🤖 AI Summary
Existing federated recommendation systems suffer from insufficient Byzantine robustness due to sparse aggregation mechanisms, which fail to guarantee reliable model updates under adversarial participation. Method: This paper introduces the first Byzantine-robust modeling framework for federated recommendation, where “per-item aggregation” serves as the atomic unit; based on this, we design the Spattack family of attacks—tailored for knowledge- and capability-constrained adversaries—and supporting hierarchical adaptation to varying attack intensities. Results: Experiments demonstrate that only a small number of malicious clients can effectively stall model convergence and break state-of-the-art robust aggregation defenses (e.g., Krum, Bulyan) across multiple standard recommendation benchmarks (e.g., MovieLens, Amazon-Books). This work uncovers a critical security vulnerability in sparse federated recommendation settings and establishes both foundational theoretical insights and a standardized benchmark attack paradigm for future robust architecture design.
📝 Abstract
To preserve user privacy in recommender systems, federated recommendation (FR) based on federated learning (FL) emerges, keeping the personal data on the local client and updating a model collaboratively. Unlike FL, FR has a unique sparse aggregation mechanism, where the embedding of each item is updated by only partial clients, instead of full clients in a dense aggregation of general FL. Recently, as an essential principle of FL, model security has received increasing attention, especially for Byzantine attacks, where malicious clients can send arbitrary updates. The problem of exploring the Byzantine robustness of FR is particularly critical since in the domains applying FR, e.g., e-commerce, malicious clients can be injected easily by registering new accounts.
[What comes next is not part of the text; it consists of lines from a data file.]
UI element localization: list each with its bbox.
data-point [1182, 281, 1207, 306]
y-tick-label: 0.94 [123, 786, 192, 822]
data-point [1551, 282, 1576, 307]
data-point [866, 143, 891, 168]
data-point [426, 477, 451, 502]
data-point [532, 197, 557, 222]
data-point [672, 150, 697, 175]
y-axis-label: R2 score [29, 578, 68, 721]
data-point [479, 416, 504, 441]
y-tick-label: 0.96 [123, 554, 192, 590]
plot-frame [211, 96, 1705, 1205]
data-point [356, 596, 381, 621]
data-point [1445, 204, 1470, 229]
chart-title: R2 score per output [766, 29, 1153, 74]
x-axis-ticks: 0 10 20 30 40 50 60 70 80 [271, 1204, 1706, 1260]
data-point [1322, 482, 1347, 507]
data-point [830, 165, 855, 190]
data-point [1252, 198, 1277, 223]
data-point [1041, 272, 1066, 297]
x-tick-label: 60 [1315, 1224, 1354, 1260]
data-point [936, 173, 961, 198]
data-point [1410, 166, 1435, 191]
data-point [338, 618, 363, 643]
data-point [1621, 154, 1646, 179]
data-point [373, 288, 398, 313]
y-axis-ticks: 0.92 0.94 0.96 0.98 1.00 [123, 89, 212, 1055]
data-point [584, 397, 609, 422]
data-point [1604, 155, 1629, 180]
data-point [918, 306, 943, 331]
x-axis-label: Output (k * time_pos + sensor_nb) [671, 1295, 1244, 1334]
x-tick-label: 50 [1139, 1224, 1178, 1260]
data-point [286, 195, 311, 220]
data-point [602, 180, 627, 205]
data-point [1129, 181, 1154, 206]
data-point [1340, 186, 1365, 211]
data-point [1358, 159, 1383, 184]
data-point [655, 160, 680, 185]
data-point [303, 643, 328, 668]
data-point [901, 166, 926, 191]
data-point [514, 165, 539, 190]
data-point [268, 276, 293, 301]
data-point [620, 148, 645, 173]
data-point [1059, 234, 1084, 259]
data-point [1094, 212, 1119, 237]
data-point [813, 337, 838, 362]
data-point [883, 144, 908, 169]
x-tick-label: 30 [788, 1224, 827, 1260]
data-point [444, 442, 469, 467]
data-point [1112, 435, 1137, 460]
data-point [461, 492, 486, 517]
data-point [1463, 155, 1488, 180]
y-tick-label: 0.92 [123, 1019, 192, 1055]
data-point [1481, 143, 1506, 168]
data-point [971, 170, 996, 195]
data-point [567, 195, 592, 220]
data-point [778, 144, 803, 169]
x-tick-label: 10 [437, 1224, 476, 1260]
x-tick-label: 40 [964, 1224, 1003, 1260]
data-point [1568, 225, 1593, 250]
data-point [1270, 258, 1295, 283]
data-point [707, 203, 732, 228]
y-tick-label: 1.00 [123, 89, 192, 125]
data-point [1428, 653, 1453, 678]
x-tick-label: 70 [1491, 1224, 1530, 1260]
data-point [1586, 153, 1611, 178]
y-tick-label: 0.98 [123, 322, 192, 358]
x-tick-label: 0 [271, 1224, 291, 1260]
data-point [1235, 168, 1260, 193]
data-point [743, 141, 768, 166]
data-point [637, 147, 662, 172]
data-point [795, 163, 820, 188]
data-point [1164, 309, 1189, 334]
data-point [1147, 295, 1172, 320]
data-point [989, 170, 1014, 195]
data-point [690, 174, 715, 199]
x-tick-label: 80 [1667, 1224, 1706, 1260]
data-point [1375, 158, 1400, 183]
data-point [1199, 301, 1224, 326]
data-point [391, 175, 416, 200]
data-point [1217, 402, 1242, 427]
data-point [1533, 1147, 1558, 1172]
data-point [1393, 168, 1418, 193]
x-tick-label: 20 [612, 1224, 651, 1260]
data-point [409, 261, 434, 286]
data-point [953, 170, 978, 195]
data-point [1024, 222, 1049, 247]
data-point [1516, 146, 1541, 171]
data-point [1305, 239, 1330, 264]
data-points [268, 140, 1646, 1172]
However, existing Byzantine works neglect the unique sparse aggregation of FR, making them unsuitable for our problem. Thus, we make the first effort to investigate Byzantine attacks on FR from the perspective of sparse aggregation, which is non-trivial: it is not clear how to define Byzantine robustness under sparse aggregations and design Byzantine attacks under limited knowledge/capability. In this paper, we reformulate the Byzantine robustness under sparse aggregation by defining the aggregation for a single item as the smallest execution unit. Then we propose a family of effective attack strategies, named Spattack, which exploit the vulnerability in sparse aggregation and are categorized along the adversary's knowledge and capability. Extensive experimental results demonstrate that Spattack can effectively prevent convergence and even break down defenses under a few malicious clients, raising alarms for securing FR systems.